In trigonometry, the use of the rectangular (Cartesian) coordinate system is very common when graphing functions or systems of equations. However, under certain conditions, it is more useful to express the functions or equations in the polar coordinate system. Therefore, it may be necessary to learn to convert equations from rectangular to polar form.

Understand that you represent a point P in the rectangular coordinate system by an ordered pair (x, y). In the polar coordinate system the same point P has coordinates (r, θ) where r is the directed distance from the origin and θ is the angle. Note that in the rectangular coordinate system, the point (x,y) is unique but in the polar coordinate system the point (r, θ ) is not unique (see Resources).

Know that the conversion formulas that relate the point (x,y) and (r, θ) are: x= rcos θ, y=rsin θ, r²= x² + y² and tan θ= y/x. These are important for any type of conversion between the two forms as well as some trigonometric identities (see Resources).

Use the formulas in Step 2 to convert the rectangular equation 3x-2y=7 into polar form. Try this example to learn how the process works.

Substitute x= rcos θ and y=rsin θ into the equation 3x-2y=7 to get (3 rcos θ- 2 rsin θ)=7.

Factor out the r from the equation in Step 4 and the equation becomes r(3cos θ -2sin θ)=7.

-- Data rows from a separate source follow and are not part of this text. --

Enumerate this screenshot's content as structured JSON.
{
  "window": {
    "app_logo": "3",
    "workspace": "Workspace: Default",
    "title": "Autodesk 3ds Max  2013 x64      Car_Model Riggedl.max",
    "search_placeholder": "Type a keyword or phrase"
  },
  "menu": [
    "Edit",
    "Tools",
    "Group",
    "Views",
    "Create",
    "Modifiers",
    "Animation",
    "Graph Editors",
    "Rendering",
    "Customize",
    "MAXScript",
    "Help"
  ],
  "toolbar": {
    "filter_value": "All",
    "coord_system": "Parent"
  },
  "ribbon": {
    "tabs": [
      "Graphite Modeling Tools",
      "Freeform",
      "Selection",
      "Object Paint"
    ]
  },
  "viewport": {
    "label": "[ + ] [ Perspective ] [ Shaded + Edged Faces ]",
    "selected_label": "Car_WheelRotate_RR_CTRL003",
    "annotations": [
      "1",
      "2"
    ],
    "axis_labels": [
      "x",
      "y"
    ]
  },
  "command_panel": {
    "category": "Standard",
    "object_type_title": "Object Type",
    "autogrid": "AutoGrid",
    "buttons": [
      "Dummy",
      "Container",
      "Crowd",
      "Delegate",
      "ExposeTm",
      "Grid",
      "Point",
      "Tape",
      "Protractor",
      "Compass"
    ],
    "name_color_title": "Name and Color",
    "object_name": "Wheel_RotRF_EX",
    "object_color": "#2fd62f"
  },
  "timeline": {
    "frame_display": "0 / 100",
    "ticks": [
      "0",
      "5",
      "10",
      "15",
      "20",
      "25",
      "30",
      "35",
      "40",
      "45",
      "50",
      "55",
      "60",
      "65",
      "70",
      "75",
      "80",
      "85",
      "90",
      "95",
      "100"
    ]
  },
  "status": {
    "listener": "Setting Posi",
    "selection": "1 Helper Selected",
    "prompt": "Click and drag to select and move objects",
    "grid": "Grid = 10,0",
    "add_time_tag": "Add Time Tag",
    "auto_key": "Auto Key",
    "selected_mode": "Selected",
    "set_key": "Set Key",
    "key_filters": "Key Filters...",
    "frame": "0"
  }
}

Solve the equation in Step 5 for r by dividing through both sides of the equation by (3cos θ -2sin θ). You find that r= 7/(3cos θ -2sin θ). This is the polar form of the rectangular equation in Step 3. This form is useful when you need to graph a function in terms of (r, θ ). You can do this by substituting values of θ into the above equation and then find the corresponding r values.